Something in my voice made him stop short—; but he chose not to turn about. He was never to look me in the eye again.
“I can’t say I blame you,” he said at last. “You’re done for.” He ran a finger along his collar. “It’s in my
nature,
sadly, to be the end of things. Where I exist no other thing can flourish. No other ambition—; no other intrigue—; no other love.” He sighed. “Most importantly that, perhaps. No other love.”
This was more than I could stand. “I’m not the only one to suffer from hallucinations, you shanty-town Napoleon,” I spat out. “I’m sick of your damn self-religion.”
He clucked at me. “Religion, dear K? Not at all. Our Lord Christ Jesus, if you recall, proclaimed himself the alpha and omega of all things—; I aspire to the omega only.” He shook his head. “You’re done for,” he said again, stifling a yawn. “But don’t fret—: the Trade, dear Virgil, will survive you.”
“Contrary-wise, you won’t,” I said, driving my weapon into the flesh above his collar.
Morelle let out a single bright squeak, as of a mouse crushed under a boot-heel—; then he dropped face-forward into the moss. That was all. I crouched beside him and turned his head toward me. His face wore a look of uncomplicated horror. He spasmed soundlessly for perhaps a minute, spat out a purplish froth, and died. There was no magic in his passing, no nobility, no wit.
For a time I neither moved nor spoke, staring down at the corpse to fix the fact of it in my mind. I was amazed at how convincing, how self-evident his killing seemed. The world had tipped for an instant, had shifted in its cradle slightly to acknowledge the great change, and that was all. That was all—; but it was all-encompassing. The long and blood-besotted reign of that tiny monster over my life was ended. And I myself, bungler that I was, had brought it to a close.
“Who’s the omega now,” I said into the quiet, “if not Virgil Ball?”
As if in answer, a twig snapped close behind me. An unmistakably human sound. At any other time, my heart would have leapt into my wind-pipe—; just then, however, I felt exalted and serene. The world had shifted in its cradle, after all. Past experience did not apply.
I turned my head slowly in the direction of the sound. A man was there, half-hidden by the nearest trees. He was a clot of heavier darkness, a silhouette at best—; but I recognized him straight-away. It was Goodman Harvey.
He said nothing, did nothing, only let himself be seen.
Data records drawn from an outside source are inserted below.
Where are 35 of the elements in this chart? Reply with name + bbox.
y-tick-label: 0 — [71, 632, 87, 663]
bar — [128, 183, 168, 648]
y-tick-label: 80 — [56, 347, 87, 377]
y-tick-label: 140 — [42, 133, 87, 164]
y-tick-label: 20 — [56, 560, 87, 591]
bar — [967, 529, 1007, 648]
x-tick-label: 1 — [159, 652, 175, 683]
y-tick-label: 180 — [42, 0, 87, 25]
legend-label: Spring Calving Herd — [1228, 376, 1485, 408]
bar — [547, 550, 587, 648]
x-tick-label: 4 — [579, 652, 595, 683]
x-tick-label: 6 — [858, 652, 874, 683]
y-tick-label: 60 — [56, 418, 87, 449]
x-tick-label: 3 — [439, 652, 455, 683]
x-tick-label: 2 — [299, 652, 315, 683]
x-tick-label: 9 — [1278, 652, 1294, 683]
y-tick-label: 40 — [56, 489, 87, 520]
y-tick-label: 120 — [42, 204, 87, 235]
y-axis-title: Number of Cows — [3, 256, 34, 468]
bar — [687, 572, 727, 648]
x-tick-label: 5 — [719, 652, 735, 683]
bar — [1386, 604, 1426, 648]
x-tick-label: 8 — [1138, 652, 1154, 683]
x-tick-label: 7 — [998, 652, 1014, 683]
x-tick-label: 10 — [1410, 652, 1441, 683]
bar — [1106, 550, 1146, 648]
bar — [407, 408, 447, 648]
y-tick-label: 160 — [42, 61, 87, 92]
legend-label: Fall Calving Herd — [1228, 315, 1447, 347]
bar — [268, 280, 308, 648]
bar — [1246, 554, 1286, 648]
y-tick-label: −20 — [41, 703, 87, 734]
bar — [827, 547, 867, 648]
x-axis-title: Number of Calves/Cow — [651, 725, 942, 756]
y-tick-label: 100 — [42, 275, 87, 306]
His mute-ness was both an overture and a threat. I’m beholden to you, Virgil, he seemed to be saying. I’m grateful to you for ending my bondage—; and you must be grateful to me. Be grateful to me, or I’ll tell.
There was nothing for it, I realized, but to kill him.
“Come over here, Harvey,” I said. I said it softly. But he turned and disappeared into the pines.